O Processo: Da Várzea ao Alojamento

A captação estruturada de um clube grande envolve etapas rígidas para diminuir a margem de erro.

  1. Rede de Observadores: Contatos locais (ex-jogadores, professores) indicam os destaques da região.
  2. Visita In Loco: O captador do clube viaja para assistir ao garoto em seu ambiente comum.
  3. A Avaliação (Peneira): O atleta é convidado para testes na estrutura principal do clube.
  4. Análise Multidisciplinar: Avalia-se a parte técnica, física, médica e psicológica.
  5. Acolhimento: Monitoramento escolar e assistencial para o jovem morar no alojamento.

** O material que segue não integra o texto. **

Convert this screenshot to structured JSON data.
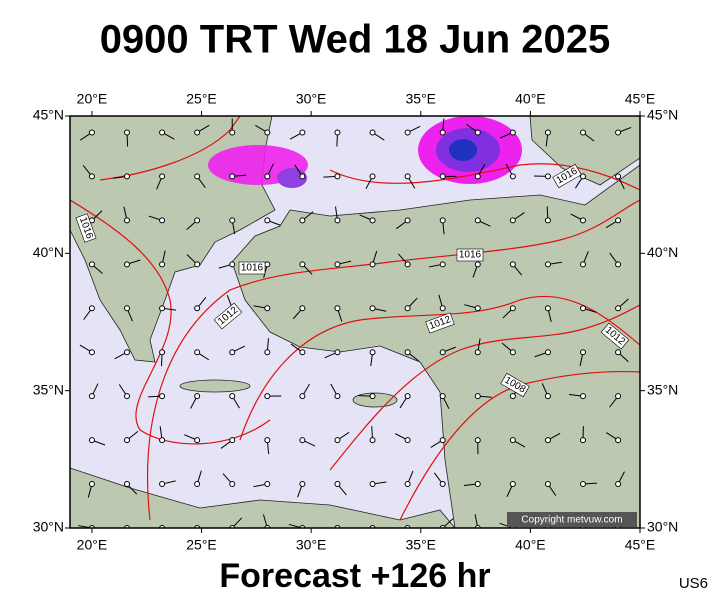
{
  "header": {
    "title": "0900 TRT Wed 18 Jun 2025"
  },
  "map": {
    "lon_ticks": [
      {
        "value": 20,
        "label": "20°E"
      },
      {
        "value": 25,
        "label": "25°E"
      },
      {
        "value": 30,
        "label": "30°E"
      },
      {
        "value": 35,
        "label": "35°E"
      },
      {
        "value": 40,
        "label": "40°E"
      },
      {
        "value": 45,
        "label": "45°E"
      }
    ],
    "lat_ticks": [
      {
        "value": 45,
        "label": "45°N"
      },
      {
        "value": 40,
        "label": "40°N"
      },
      {
        "value": 35,
        "label": "35°N"
      },
      {
        "value": 30,
        "label": "30°N"
      }
    ],
    "isobar_labels": [
      "1016",
      "1016",
      "1016",
      "1016",
      "1012",
      "1012",
      "1012",
      "1008"
    ],
    "copyright": "Copyright metvuw.com"
  },
  "footer": {
    "forecast": "Forecast +126 hr",
    "code": "US6"
  }
}
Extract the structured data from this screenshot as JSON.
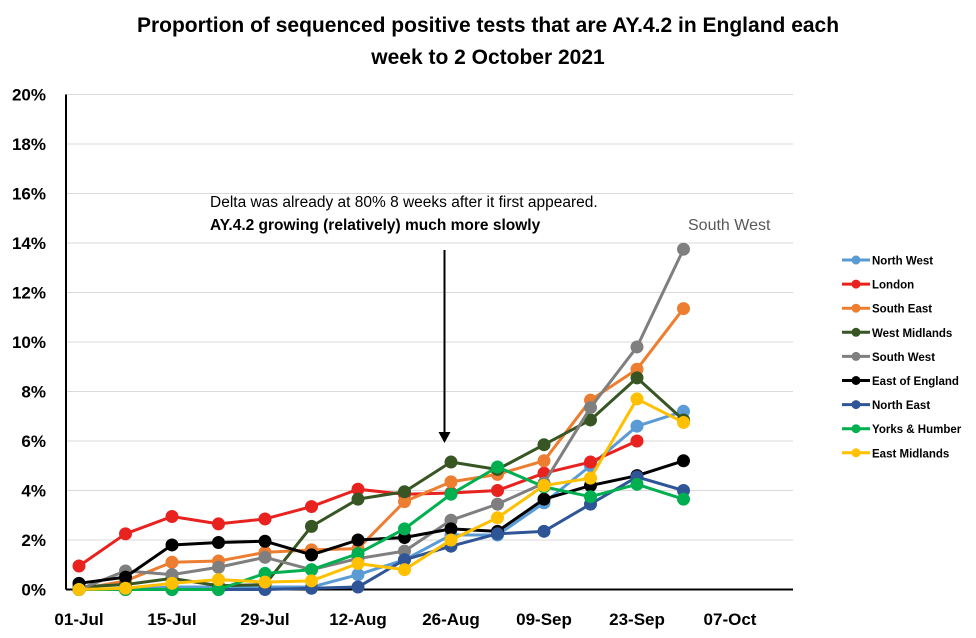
{
  "chart_data": {
    "type": "line",
    "title_lines": [
      "Proportion of sequenced positive tests that are AY.4.2 in England each",
      "week to 2 October 2021"
    ],
    "y_ticks": [
      "0%",
      "2%",
      "4%",
      "6%",
      "8%",
      "10%",
      "12%",
      "14%",
      "16%",
      "18%",
      "20%"
    ],
    "ylim": [
      0,
      20
    ],
    "x_ticks": [
      "01-Jul",
      "15-Jul",
      "29-Jul",
      "12-Aug",
      "26-Aug",
      "09-Sep",
      "23-Sep",
      "07-Oct"
    ],
    "xlim_days": [
      0,
      101
    ],
    "x_tick_days": [
      0,
      14,
      28,
      42,
      56,
      70,
      84,
      98
    ],
    "x_days": [
      0,
      7,
      14,
      21,
      28,
      35,
      42,
      49,
      56,
      63,
      70,
      77,
      84,
      91
    ],
    "legend_position": "right",
    "series": [
      {
        "name": "North West",
        "color": "#5B9BD5",
        "values": [
          0.0,
          0.0,
          0.1,
          0.1,
          0.1,
          0.1,
          0.6,
          1.2,
          2.2,
          2.2,
          3.5,
          5.0,
          6.6,
          7.2
        ]
      },
      {
        "name": "London",
        "color": "#E8221F",
        "values": [
          0.95,
          2.25,
          2.95,
          2.65,
          2.85,
          3.35,
          4.05,
          3.85,
          3.9,
          4.0,
          4.7,
          5.15,
          6.0,
          null
        ]
      },
      {
        "name": "South East",
        "color": "#ED7D31",
        "values": [
          0.0,
          0.35,
          1.1,
          1.15,
          1.5,
          1.6,
          1.65,
          3.55,
          4.35,
          4.65,
          5.2,
          7.65,
          8.9,
          11.35
        ]
      },
      {
        "name": "West Midlands",
        "color": "#375623",
        "values": [
          0.1,
          0.2,
          0.45,
          0.15,
          0.2,
          2.55,
          3.65,
          3.95,
          5.15,
          4.85,
          5.85,
          6.85,
          8.55,
          6.85
        ]
      },
      {
        "name": "South West",
        "color": "#7F7F7F",
        "values": [
          0.0,
          0.75,
          0.6,
          0.9,
          1.3,
          0.8,
          1.25,
          1.55,
          2.8,
          3.45,
          4.3,
          7.35,
          9.8,
          13.75
        ]
      },
      {
        "name": "East of England",
        "color": "#000000",
        "values": [
          0.25,
          0.5,
          1.8,
          1.9,
          1.95,
          1.4,
          2.0,
          2.1,
          2.45,
          2.35,
          3.65,
          4.2,
          4.6,
          5.2
        ]
      },
      {
        "name": "North East",
        "color": "#2F5597",
        "values": [
          0.0,
          0.0,
          0.0,
          0.0,
          0.0,
          0.05,
          0.1,
          1.2,
          1.75,
          2.25,
          2.35,
          3.45,
          4.55,
          4.0
        ]
      },
      {
        "name": "Yorks & Humber",
        "color": "#00B050",
        "values": [
          0.0,
          0.0,
          0.0,
          0.0,
          0.65,
          0.8,
          1.45,
          2.45,
          3.85,
          4.95,
          4.15,
          3.75,
          4.25,
          3.65
        ]
      },
      {
        "name": "East Midlands",
        "color": "#FFC000",
        "values": [
          0.0,
          0.05,
          0.25,
          0.4,
          0.3,
          0.35,
          1.05,
          0.8,
          2.0,
          2.9,
          4.2,
          4.5,
          7.7,
          6.75
        ]
      }
    ],
    "annotations": {
      "note_line1": "Delta was already at 80% 8 weeks after it first appeared.",
      "note_line2": "AY.4.2 growing (relatively) much more slowly",
      "series_label": "South West"
    }
  }
}
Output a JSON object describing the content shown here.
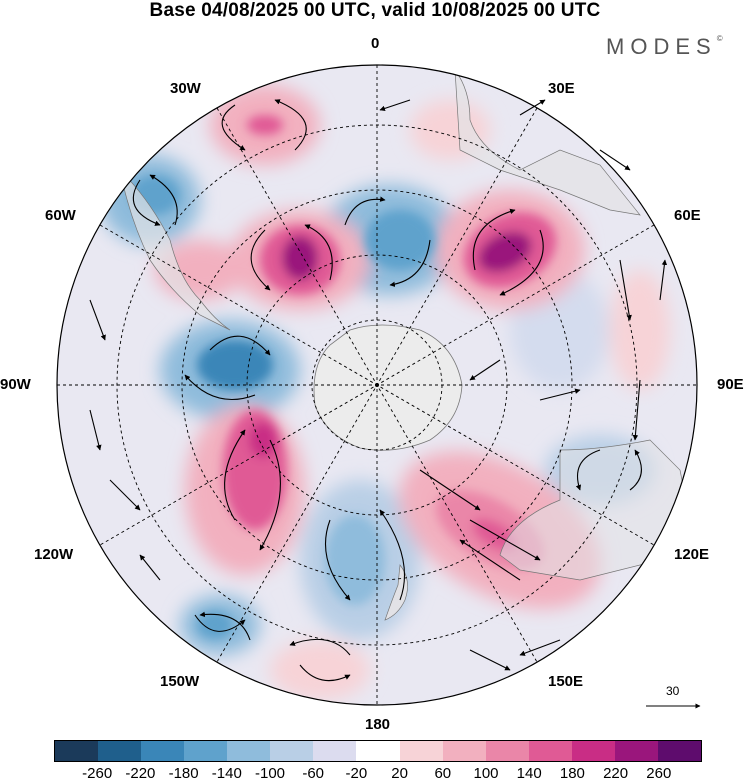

A Maior Recompensa: Ver a Cria Florescer

Não há dinheiro ou troféu que pague o orgulho de ver o processo completo. Acompanhar o menino que chegou com uma chuteira furada e vê-lo estrear no profissional é a essência do futebol de base.

  • Evolução Humana: Ver o menino tímido virar um homem maduro e instruído. Ou a Garota Virar Mulher Madura.
  • Refino Técnico: O domínio que antes era longo vira um passe de primeira na TV.
  • Mudança de Vida: Saber que aquele gol no profissional salvou a realidade financeira da família dele.
  • Sentimento de Dever Cumprido: A certeza de que a engrenagem invisível da base funcionou perfeitamente.

Eu, Julier Cordeiro, atuo como Scout/Observador técnico da Inter de Limeira no interior de São Paulo, não só escuto os relatos descritos, como vivencio isso no meu dia a dia.

Para nós, que vivemos o futebol de base, o topo do mundo não é o título da Champions League ou Copa do Mundo. O topo do mundo é ver o garoto do interior esquecer a fome, driblar a saudade e estrear sob os aplausos de um estádio lotado.